It is important to include children in research projects, as they can provide insights within design processes that are difficult to detect if adults are the only participants in such projects. Any data gathered from child participants will have a significant impact on project findings.
Before allowing children to participate in any research activities, we provide children with enough information so that they can give informed consent. In any project that requires gathering data from participants, consent is given by participants to show they acknowledge the implications of their inclusion in the project. The topic of children and consent can be problematic, as children are still developing cognitively – meaning their ability to understand what they are consenting to is likely to be lesser compared to the average adult. These implications are explained to children in a fun way to help them grasp these complex topics. When this has been explained, after opportunities for children to ask questions, we often find that the children understand the implications of participation enough so that they can give informed consent.

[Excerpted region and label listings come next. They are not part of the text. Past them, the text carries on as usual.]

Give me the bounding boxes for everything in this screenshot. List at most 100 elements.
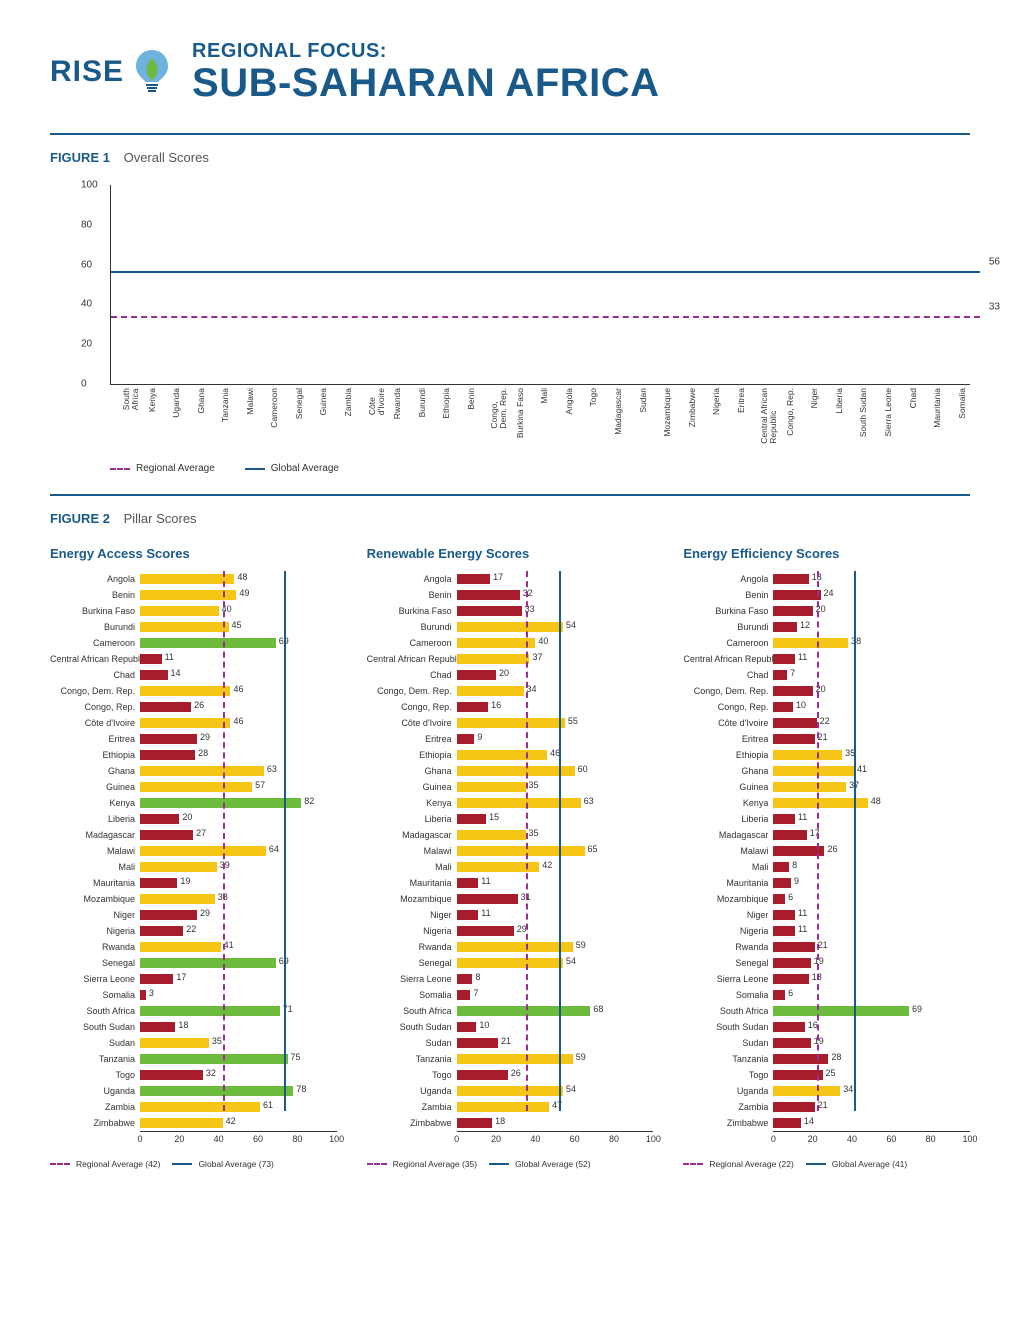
hbar-value: 17 — [176, 972, 186, 982]
hbar-row: Rwanda21 — [683, 939, 970, 955]
hbar-track: 37 — [457, 654, 654, 664]
hbar-fill — [457, 1086, 563, 1096]
bar-fill: 43 — [334, 382, 355, 384]
hbar-value: 48 — [237, 572, 247, 582]
bar-fill: 54 — [211, 382, 232, 384]
pillar-title: Energy Efficiency Scores — [683, 546, 970, 561]
hbar-fill — [140, 942, 221, 952]
bar-fill: 35 — [457, 382, 478, 384]
hbar-fill — [773, 750, 842, 760]
hbar-value: 75 — [291, 1052, 301, 1062]
hbar-fill — [457, 670, 496, 680]
hbar-label: Cameroon — [683, 638, 773, 648]
hbar-row: Togo25 — [683, 1067, 970, 1083]
x-tick: 20 — [808, 1134, 818, 1144]
hbar-label: Guinea — [367, 782, 457, 792]
bar-fill: 20 — [751, 382, 772, 384]
hbar-fill — [457, 782, 526, 792]
hbar-track: 6 — [773, 990, 970, 1000]
hbar-row: Malawi65 — [367, 843, 654, 859]
hbar-row: Mauritania 19 — [50, 875, 337, 891]
hbar-fill — [140, 894, 215, 904]
hbar-row: Sudan35 — [50, 1035, 337, 1051]
hbar-fill — [140, 766, 264, 776]
hbar-label: Mozambique — [50, 894, 140, 904]
bar-column: 37Burundi — [406, 382, 431, 384]
legend-line-regional — [110, 468, 130, 470]
hbar-fill — [457, 734, 475, 744]
hbar-row: Benin24 — [683, 587, 970, 603]
hbar-label: Malawi — [683, 846, 773, 856]
hbar-label: Mozambique — [683, 894, 773, 904]
hbar-value: 63 — [267, 764, 277, 774]
y-tick: 100 — [81, 180, 98, 191]
hbar-track: 21 — [457, 1038, 654, 1048]
hbar-label: South Sudan — [683, 1022, 773, 1032]
hbar-value: 20 — [499, 668, 509, 678]
hbar-value: 32 — [206, 1068, 216, 1078]
hbar-fill — [773, 686, 812, 696]
hbar-track: 42 — [140, 1118, 337, 1128]
hbar-row: Eritrea9 — [367, 731, 654, 747]
hbar-fill — [457, 718, 565, 728]
hbar-label: Congo, Rep. — [683, 702, 773, 712]
hbar-label: Benin — [367, 590, 457, 600]
hbar-track: 48 — [773, 798, 970, 808]
bar-fill: 5 — [947, 382, 968, 384]
hbar-row: Tanzania75 — [50, 1051, 337, 1067]
hbar-label: Nigeria — [367, 926, 457, 936]
hbar-bars-area: Angola48Benin49Burkina Faso40Burundi45Ca… — [50, 571, 337, 1131]
hbar-fill — [457, 1118, 492, 1128]
hbar-track: 46 — [457, 750, 654, 760]
hbar-row: Malawi64 — [50, 843, 337, 859]
hbar-value: 48 — [871, 796, 881, 806]
hbar-row: Zimbabwe42 — [50, 1115, 337, 1131]
hbar-track: 18 — [457, 1118, 654, 1128]
hbar-fill — [457, 942, 573, 952]
hbar-row: Burundi54 — [367, 619, 654, 635]
hbar-fill — [140, 670, 168, 680]
hbar-value: 6 — [788, 988, 793, 998]
hbar-value: 63 — [584, 796, 594, 806]
hbar-label: Mozambique — [367, 894, 457, 904]
hbar-track: 82 — [140, 798, 337, 808]
hbar-track: 47 — [457, 1102, 654, 1112]
hbar-track: 20 — [140, 814, 337, 824]
hbar-row: Mozambique31 — [367, 891, 654, 907]
x-tick: 20 — [174, 1134, 184, 1144]
hbar-fill — [773, 814, 795, 824]
y-tick: 40 — [81, 299, 92, 310]
bar-column: 64Kenya — [136, 382, 161, 384]
hbar-track: 11 — [773, 814, 970, 824]
bar-column: 15Liberia — [823, 382, 848, 384]
y-tick: 20 — [81, 339, 92, 350]
hbar-row: Mauritania9 — [683, 875, 970, 891]
hbar-row: Kenya63 — [367, 795, 654, 811]
figure2-title: FIGURE 2 Pillar Scores — [50, 511, 970, 526]
hbar-row: Ethiopia46 — [367, 747, 654, 763]
legend-global: Global Average — [245, 463, 339, 474]
hbar-fill — [457, 814, 487, 824]
hbar-fill — [773, 638, 848, 648]
hbar-label: Malawi — [50, 846, 140, 856]
hbar-row: Togo26 — [367, 1067, 654, 1083]
hbar-row: Chad7 — [683, 667, 970, 683]
hbar-fill — [773, 1006, 909, 1016]
hbar-label: South Africa — [683, 1006, 773, 1016]
hbar-row: Sierra Leone8 — [367, 971, 654, 987]
hbar-row: Eritrea21 — [683, 731, 970, 747]
legend-regional-label: Regional Average (22) — [709, 1159, 793, 1169]
hbar-row: South Africa68 — [367, 1003, 654, 1019]
hbar-value: 7 — [790, 668, 795, 678]
bar-fill: 28 — [579, 382, 600, 384]
bar-column: 30Mali — [528, 382, 553, 384]
bar-label: Côted'Ivoire — [368, 388, 385, 415]
pillar-legend: Regional Average (35)Global Average (52) — [367, 1159, 654, 1169]
hbar-value: 19 — [180, 876, 190, 886]
hbar-fill — [140, 574, 234, 584]
hbar-label: Mauritania — [50, 878, 140, 888]
hbar-label: Burundi — [50, 622, 140, 632]
hbar-fill — [140, 990, 146, 1000]
hbar-row: Sierra Leone17 — [50, 971, 337, 987]
hbar-value: 11 — [165, 652, 174, 662]
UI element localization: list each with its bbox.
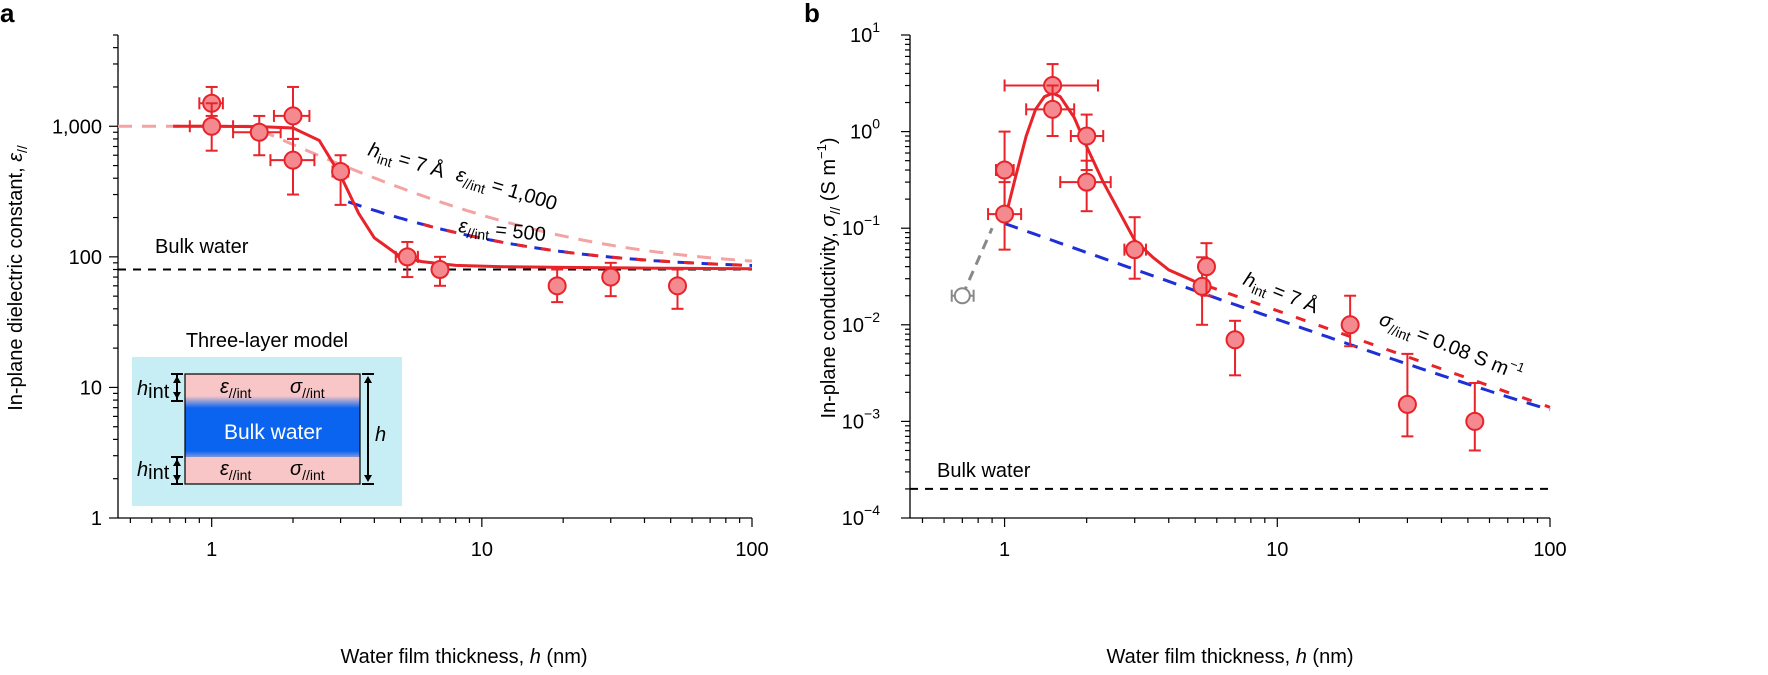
panel-a-y-axis-title: In-plane dielectric constant, ε// (5, 145, 30, 411)
b-data-point (1225, 330, 1245, 350)
b-data-point (1465, 411, 1485, 431)
inset-bottom-sigma: σ//int (290, 458, 325, 483)
b-y-tick-label: 10−3 (842, 405, 880, 433)
a-x-tick-label: 10 (471, 539, 493, 561)
a-y-tick-label: 1,000 (52, 116, 102, 138)
panel-b-points (950, 63, 1485, 452)
a-data-point (283, 150, 303, 170)
b-curve-fit-tail (1216, 287, 1551, 409)
panel-a-letter: a (0, 0, 15, 28)
a-data-point (397, 247, 417, 267)
b-outlier-point (953, 287, 971, 305)
three-layer-model-inset: Three-layer model Bulk water ε//int σ//i… (132, 330, 402, 506)
inset-title: Three-layer model (186, 330, 348, 352)
panel-b-curves (910, 91, 1551, 490)
a-x-tick-label: 100 (735, 539, 768, 561)
b-data-point (1196, 257, 1216, 277)
b-y-tick-label: 10−4 (842, 502, 880, 530)
a-data-point (202, 116, 222, 136)
b-curve-fit (1003, 91, 1218, 291)
b-x-tick-label: 100 (1533, 539, 1566, 561)
a-curve-2 (173, 124, 753, 271)
b-data-point (1077, 172, 1097, 192)
a-data-point (668, 276, 688, 296)
b-data-point (995, 160, 1015, 180)
panel-b-y-axis-title: In-plane conductivity, σ// (S m−1) (814, 137, 843, 418)
a-y-tick-label: 100 (69, 247, 102, 269)
b-data-point (1043, 99, 1063, 119)
sigma-annotation: σ//int = 0.08 S m−1 (1375, 305, 1527, 389)
b-x-tick-label: 10 (1266, 539, 1288, 561)
a-data-point (249, 122, 269, 142)
b-data-point (1192, 276, 1212, 296)
inset-dimension-arrows (171, 373, 374, 485)
panel-b-x-axis-title: Water film thickness, h (nm) (1106, 646, 1353, 668)
b-data-point (1397, 394, 1417, 414)
b-y-tick-label: 10−1 (842, 212, 880, 240)
inset-hint-bottom-label: hint (137, 459, 170, 484)
eps-500-annotation: ε//int = 500 (457, 215, 547, 249)
a-y-tick-label: 1 (91, 508, 102, 530)
panel-b-letter: b (804, 0, 820, 28)
inset-top-sigma: σ//int (290, 376, 325, 401)
inset-bulk-core (185, 396, 360, 463)
b-x-tick-label: 1 (999, 539, 1010, 561)
panel-a-x-axis-title: Water film thickness, h (nm) (340, 646, 587, 668)
inset-bottom-interface-layer (185, 457, 360, 484)
b-y-tick-label: 101 (850, 19, 880, 47)
b-outlier-link (960, 227, 994, 297)
b-data-point (995, 204, 1015, 224)
a-data-point (331, 162, 351, 182)
panel-b-axes: 1 10 100 10−4 10−3 10−2 10−1 100 101 (842, 19, 1567, 561)
inset-h-label: h (375, 424, 386, 446)
bulk-water-label-b: Bulk water (937, 460, 1031, 482)
a-data-point (601, 267, 621, 287)
bulk-water-label-a: Bulk water (155, 236, 249, 258)
a-data-point (283, 106, 303, 126)
b-data-point (1077, 126, 1097, 146)
a-data-point (430, 260, 450, 280)
inset-core-label: Bulk water (224, 421, 322, 444)
b-y-tick-label: 10−2 (842, 309, 880, 337)
inset-bottom-eps: ε//int (220, 458, 251, 483)
b-data-point (1340, 315, 1360, 335)
b-curve-sigma-int (1004, 222, 1551, 412)
a-x-tick-label: 1 (206, 539, 217, 561)
b-y-tick-label: 100 (850, 116, 880, 144)
inset-top-eps: ε//int (220, 376, 251, 401)
b-data-point (1125, 240, 1145, 260)
panel-a-points (188, 85, 688, 310)
a-data-point (547, 276, 567, 296)
inset-outline (184, 373, 361, 485)
panel-a-axes: 1 10 100 1 10 100 1,000 (52, 34, 769, 561)
inset-hint-top-label: hint (137, 378, 170, 403)
a-y-tick-label: 10 (80, 377, 102, 399)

Additionally, we also want children (and guardians) to realise that their participation provides meaningful benefits to both themselves and the researchers. On one hand, researchers benefit as they can gather data that will shape project findings. On the other hand, children are given an opportunity to develop social and collaboration skills during the project activities – useful life skills that could have long-term benefits. Child participation is not a meaningless novelty that takes place “for the sake of it” – it is essential to produce reliable project findings.
More than anything else, we aim to make the children’s participation in these projects a fun and memorable experience.
Children’s ethics is a topic we’re passionate about. Our group have attended many conferences and panels as guest speakers to discuss the subject with other industry experts.
An ongoing challenge within CSCW research communities is understanding research ethics norms and expectations as our methods and technologies evolve. Janet Read, the ChiCI group co-founder, joined this panel to provide an annual opportunity to interface with SIGCHI’s research ethics committee, which advises SIGCHI reviewers on changing norms in HCI and social computing research ethics.
Interaction Design and Children (IDC) as an academic field, and as a community, has a responsibility to engage with the many and diverse ethical challenges that arise from work that concerns the creation of digital technology for and with children – both in terms of research and industry contexts. This panel, joined by Janet Read, builds on a short history of similar events at previous conferences and aims to foster and strengthen the debate about ethical conduct and moral responsibilities in IDC. In this year’s panel, we aimed to broaden the discussion by collecting ethical concerns, issues or dilemmas from within the community which was discussed at the conference.
Designing technology for and with children comes with unique ethical challenges and responsibilities, related both to the inclusion of children in the research and design processes and to the outcomes of that work. With this panel, joined by Janet Read, our intention is to create a forum for critical reflection and debate about best practices, underlying drivers and persistent or emergent ethical challenges. As a starting point, this panel aimed to focus on questions around the involvement of children in our research and we aimed to hear from designers and researchers in this community with different backgrounds and perspectives to reflect the diversity of work being done and cultures in which they are conducted.